Use ready resources. Do an internet search for local agencies like the Area group on Aging, Alzheimer's Foundation, etc. Also look into church organizations that might have a volunteer group to help with the elderly. There are hundreds of on line communities (some of which I write posts for) that offer Q&A help from their members. You are not alone in this, there are many others that have the same problems and can offer advice.
Get some time off. Remember this is a job and you need a vacation. Even if it is only a long week end there are many home care agencies who can contribute you with experienced care givers to give you needed respite.
Make a schedule and stick to it. If mom calls and says she is out of mayo, you don't have to run over there on your lunch hour to get it for her. Tell her to add it to the grocery list and you will pick it up on the normal shopping day. Once you start doing this she will understand that there is a buildings and will comply with it.

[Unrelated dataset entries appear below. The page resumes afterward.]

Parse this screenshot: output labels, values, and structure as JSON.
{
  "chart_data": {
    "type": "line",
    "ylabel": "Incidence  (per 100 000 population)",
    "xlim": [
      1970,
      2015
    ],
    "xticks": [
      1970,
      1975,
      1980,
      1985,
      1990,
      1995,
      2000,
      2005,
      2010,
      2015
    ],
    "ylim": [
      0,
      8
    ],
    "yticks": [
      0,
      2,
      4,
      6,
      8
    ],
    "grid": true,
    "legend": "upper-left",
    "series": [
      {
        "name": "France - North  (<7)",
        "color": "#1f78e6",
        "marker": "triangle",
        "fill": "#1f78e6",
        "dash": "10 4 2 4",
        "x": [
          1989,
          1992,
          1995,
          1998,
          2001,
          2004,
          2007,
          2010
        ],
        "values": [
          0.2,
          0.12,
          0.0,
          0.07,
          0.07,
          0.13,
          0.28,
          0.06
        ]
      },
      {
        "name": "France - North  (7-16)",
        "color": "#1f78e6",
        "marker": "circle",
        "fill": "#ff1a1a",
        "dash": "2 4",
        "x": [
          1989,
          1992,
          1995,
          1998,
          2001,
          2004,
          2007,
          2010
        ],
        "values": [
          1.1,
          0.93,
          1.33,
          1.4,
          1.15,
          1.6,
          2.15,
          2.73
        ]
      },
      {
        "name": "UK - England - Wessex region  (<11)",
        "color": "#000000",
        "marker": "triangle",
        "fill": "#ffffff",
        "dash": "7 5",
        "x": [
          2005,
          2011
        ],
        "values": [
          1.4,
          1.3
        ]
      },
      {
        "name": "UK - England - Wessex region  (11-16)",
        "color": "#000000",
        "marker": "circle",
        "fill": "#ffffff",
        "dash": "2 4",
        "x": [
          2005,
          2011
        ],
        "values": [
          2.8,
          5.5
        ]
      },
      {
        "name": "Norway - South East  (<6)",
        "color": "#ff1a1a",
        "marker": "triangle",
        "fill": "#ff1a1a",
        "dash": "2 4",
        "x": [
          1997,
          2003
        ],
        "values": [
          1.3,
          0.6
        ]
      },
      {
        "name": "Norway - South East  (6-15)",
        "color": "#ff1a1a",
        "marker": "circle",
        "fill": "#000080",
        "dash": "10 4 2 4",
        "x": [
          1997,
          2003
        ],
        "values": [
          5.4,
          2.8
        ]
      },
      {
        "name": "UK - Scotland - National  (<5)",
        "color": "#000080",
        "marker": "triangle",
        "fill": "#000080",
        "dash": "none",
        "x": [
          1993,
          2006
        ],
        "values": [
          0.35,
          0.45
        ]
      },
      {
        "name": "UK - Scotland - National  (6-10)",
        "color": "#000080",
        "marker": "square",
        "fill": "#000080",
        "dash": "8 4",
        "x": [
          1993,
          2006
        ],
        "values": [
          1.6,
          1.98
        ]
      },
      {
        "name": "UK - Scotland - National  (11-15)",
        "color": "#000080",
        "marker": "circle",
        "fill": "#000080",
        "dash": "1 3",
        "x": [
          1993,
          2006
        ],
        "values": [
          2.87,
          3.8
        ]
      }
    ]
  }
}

Prepare for the future. If mom only needs a slight help now and then use this time to look at what the future looks like. Have you found a marvelous home care group when and if 24/7 care is needed? Have you contacted Hospice to see what services they offer and when it would be appropriate for them to enter the house of care givers.

You are a house care giver but you should think of yourself as the former care giver not the only care giver. Allow others to help. If you develop a mindset that it is easier for you to do it yourself you will come to be grumpy and resentful and that is no way to remember mom's last years.